1. Bersifat objektif.

2. Bertujuan untuk dapat membangun atau memperbaiki karya sastra yang dikritik.

3. Menjadi bahan acuan untuk dapat meningkatkan kreativitas pencipta karya sastra tersebut.

Manfaat Kritik Sastra

Sementara itu, kritik sastra juga memiliki manfaat. Manfaat kritik sastra diuraikan menjadi tiga, yaitu (1) bagi penyair atau  pengarang, (2) bagi pembaca, (3) bagi perkembangan sastra.

1. Manfaat Kritik Sastra Bagi Penulis

  • Untuk memperluas wawasan penulis, baik itu yang berkaitan dengan bahasa, objek, atau juga tema-tema tulisan, serta teknik bersastra.
  • Menanamkan motivasi untuk menulis.
  • Meningkatkan kualitas tulisan pada karya sastra.

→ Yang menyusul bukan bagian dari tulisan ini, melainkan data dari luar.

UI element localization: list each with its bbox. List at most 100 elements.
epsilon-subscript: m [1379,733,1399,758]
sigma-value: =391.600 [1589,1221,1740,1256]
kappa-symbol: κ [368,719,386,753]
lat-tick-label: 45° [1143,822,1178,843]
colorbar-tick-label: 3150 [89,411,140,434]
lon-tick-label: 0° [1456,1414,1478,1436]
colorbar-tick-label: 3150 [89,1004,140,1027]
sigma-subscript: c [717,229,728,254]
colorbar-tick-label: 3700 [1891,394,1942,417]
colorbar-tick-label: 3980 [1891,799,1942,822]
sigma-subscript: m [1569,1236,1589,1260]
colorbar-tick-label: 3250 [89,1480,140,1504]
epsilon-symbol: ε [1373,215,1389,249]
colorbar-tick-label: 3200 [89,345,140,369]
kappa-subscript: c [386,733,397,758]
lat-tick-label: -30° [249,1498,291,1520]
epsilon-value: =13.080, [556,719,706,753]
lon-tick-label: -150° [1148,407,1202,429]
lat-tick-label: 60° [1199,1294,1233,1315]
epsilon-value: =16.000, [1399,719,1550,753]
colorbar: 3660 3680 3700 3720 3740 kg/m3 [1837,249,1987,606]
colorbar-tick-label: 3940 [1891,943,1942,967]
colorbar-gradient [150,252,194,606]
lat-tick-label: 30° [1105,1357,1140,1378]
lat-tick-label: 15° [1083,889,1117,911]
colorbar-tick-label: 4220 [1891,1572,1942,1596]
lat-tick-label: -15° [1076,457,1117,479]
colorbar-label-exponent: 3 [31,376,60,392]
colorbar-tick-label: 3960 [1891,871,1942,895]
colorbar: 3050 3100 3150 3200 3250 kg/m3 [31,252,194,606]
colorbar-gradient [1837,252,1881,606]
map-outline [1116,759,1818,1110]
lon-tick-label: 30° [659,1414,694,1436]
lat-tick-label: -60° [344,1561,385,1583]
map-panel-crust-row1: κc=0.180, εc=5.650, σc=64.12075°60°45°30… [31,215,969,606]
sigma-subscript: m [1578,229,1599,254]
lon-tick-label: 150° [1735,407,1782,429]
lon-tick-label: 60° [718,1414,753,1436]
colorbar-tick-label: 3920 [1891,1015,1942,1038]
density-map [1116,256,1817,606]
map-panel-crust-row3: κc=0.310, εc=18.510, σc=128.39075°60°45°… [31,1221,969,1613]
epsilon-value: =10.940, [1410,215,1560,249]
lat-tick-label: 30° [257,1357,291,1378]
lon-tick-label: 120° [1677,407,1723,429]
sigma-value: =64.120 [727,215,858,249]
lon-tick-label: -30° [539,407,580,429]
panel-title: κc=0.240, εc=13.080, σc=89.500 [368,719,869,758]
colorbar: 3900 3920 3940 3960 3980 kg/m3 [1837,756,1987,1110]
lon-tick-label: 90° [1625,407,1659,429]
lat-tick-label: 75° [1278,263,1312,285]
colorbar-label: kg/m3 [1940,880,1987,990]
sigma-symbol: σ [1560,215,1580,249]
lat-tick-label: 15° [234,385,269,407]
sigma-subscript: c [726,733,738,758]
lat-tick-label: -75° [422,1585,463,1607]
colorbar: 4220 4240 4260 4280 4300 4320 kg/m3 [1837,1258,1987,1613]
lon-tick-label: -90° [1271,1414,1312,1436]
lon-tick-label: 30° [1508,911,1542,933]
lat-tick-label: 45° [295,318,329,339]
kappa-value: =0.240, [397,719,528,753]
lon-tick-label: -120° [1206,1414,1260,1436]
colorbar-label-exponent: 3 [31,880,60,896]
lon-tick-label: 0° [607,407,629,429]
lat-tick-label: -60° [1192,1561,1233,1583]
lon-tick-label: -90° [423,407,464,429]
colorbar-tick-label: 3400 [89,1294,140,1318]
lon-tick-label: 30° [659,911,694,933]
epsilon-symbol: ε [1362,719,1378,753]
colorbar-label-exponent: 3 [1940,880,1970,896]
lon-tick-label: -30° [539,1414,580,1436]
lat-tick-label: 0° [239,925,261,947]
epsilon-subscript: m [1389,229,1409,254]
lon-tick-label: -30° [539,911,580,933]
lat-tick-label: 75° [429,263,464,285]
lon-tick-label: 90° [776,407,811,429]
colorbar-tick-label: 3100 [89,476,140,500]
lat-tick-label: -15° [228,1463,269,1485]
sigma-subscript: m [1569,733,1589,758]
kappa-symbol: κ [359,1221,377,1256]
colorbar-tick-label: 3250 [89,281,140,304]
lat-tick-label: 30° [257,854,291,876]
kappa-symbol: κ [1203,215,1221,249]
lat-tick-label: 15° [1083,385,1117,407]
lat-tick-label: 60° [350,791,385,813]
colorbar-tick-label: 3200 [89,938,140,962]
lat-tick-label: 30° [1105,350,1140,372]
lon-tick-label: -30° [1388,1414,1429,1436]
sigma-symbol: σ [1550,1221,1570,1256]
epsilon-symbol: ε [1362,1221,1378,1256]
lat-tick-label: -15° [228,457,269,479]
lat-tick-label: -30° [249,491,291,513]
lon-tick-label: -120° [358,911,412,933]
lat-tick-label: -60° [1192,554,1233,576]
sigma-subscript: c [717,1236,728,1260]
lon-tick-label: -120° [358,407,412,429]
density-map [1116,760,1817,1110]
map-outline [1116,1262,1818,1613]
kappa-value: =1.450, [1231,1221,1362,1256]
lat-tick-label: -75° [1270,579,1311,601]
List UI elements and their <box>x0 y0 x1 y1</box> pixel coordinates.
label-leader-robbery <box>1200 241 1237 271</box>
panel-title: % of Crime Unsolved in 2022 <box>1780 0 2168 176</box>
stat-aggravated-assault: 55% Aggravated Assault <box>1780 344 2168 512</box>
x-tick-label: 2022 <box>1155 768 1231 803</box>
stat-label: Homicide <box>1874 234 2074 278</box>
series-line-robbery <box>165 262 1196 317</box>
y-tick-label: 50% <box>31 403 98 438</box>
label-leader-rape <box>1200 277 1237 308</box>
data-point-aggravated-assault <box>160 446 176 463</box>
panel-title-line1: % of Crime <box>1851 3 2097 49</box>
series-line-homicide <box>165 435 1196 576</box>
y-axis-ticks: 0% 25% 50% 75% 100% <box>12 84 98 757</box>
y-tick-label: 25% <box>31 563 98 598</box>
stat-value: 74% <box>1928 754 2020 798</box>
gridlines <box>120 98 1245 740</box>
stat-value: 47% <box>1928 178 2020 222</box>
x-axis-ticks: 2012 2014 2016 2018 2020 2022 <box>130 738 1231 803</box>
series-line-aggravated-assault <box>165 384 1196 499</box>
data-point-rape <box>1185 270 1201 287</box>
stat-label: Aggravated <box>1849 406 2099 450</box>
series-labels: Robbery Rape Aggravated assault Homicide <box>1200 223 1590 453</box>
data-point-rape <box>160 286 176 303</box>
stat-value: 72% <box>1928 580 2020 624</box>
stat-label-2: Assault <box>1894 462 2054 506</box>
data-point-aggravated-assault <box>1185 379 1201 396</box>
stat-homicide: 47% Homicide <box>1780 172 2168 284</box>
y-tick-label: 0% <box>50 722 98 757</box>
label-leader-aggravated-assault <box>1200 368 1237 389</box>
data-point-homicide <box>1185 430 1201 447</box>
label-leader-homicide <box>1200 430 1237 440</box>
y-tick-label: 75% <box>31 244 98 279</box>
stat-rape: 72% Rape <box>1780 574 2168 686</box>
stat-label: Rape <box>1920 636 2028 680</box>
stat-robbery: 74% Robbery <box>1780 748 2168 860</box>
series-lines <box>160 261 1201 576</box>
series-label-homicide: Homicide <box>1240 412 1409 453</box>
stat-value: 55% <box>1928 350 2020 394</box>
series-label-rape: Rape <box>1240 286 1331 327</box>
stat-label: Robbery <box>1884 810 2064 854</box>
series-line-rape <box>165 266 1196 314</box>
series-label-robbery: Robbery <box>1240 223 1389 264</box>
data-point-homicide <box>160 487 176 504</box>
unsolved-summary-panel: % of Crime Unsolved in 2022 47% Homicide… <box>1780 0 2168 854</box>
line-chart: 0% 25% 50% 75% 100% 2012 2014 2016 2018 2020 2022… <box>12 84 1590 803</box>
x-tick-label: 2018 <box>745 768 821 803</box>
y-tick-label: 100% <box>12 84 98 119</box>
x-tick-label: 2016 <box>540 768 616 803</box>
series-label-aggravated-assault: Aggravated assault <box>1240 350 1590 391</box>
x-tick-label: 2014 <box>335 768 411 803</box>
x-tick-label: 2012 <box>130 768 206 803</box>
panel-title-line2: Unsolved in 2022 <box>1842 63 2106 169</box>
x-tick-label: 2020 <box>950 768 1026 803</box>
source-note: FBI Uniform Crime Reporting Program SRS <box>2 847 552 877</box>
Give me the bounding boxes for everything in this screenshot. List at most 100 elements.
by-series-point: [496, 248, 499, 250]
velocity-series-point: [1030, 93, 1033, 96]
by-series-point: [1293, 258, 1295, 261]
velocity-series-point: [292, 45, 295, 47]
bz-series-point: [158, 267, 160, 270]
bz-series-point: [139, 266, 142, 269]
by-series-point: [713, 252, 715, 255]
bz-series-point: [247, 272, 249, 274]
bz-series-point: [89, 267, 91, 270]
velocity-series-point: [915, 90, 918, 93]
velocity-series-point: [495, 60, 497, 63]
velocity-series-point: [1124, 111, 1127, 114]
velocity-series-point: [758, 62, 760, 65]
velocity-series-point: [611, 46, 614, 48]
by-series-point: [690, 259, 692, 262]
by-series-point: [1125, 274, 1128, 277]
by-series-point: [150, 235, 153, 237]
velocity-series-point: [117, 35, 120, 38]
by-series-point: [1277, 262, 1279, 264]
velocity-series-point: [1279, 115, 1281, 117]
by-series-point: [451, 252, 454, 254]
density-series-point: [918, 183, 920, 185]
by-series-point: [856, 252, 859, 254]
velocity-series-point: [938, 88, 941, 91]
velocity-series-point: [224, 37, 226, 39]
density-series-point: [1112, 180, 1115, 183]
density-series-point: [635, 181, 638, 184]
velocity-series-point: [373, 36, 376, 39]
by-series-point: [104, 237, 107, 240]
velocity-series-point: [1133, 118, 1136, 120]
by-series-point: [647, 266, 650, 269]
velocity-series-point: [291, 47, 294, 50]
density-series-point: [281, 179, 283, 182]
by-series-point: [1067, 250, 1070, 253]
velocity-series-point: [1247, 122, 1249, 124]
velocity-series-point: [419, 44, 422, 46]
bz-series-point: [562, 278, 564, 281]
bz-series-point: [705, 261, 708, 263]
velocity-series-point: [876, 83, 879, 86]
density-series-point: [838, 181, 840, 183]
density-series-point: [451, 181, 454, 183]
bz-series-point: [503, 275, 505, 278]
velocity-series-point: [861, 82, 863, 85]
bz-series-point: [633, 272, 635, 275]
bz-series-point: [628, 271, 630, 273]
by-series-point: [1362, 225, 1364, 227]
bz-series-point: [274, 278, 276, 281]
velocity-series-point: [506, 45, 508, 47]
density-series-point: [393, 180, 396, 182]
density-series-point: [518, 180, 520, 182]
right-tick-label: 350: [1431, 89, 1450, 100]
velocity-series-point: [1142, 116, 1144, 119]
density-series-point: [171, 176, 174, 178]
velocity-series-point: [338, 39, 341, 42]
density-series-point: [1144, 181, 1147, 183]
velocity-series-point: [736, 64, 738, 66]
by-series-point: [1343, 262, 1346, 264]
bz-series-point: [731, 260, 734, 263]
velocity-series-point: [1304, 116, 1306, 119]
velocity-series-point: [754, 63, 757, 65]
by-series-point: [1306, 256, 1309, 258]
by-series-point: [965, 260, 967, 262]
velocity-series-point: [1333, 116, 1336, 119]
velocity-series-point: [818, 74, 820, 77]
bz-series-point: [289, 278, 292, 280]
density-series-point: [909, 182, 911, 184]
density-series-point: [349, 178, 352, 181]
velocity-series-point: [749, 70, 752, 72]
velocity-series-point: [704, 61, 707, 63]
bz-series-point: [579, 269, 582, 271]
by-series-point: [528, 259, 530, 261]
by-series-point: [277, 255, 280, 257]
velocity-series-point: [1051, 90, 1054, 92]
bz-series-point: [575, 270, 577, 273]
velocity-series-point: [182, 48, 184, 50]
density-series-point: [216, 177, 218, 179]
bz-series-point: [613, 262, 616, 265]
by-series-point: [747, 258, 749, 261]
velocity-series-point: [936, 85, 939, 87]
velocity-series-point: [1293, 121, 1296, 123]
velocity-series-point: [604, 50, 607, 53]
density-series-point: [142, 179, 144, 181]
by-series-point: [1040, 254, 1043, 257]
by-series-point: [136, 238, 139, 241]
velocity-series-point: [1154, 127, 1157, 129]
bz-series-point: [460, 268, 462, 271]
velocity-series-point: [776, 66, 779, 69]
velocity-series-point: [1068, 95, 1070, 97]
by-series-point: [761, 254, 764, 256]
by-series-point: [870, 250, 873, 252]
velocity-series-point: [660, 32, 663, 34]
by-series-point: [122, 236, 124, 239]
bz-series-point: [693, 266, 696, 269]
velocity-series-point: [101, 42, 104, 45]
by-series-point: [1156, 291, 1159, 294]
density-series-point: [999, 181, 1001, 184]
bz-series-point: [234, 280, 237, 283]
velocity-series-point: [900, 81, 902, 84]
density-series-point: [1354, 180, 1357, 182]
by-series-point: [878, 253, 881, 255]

2. Manfaat Kritik Sastra Bagi Pembaca

  • Menjembatani kesenjangan antara pembaca dan karya sastra.
  • Menumbuhkan kecintaan pembaca terhadap suatu karya sastra.
  • Meningkatkan kemampuan dalam mengapresiasi suatu karya sastra.
  • Membuka mata hati serta pikiran pembaca akan nilai-nilai yang terdapat di dalam suatu karya sastra.

3. Manfaat Kritik Sastra Bagi Perkembangan Sastra

  • Mendorong laju perkembangan sastra, baik secara kualitatif maupun kuantitatif.
  • Memperluas cakrawala atau permasalahan yang terdapat di dalam karya sastra.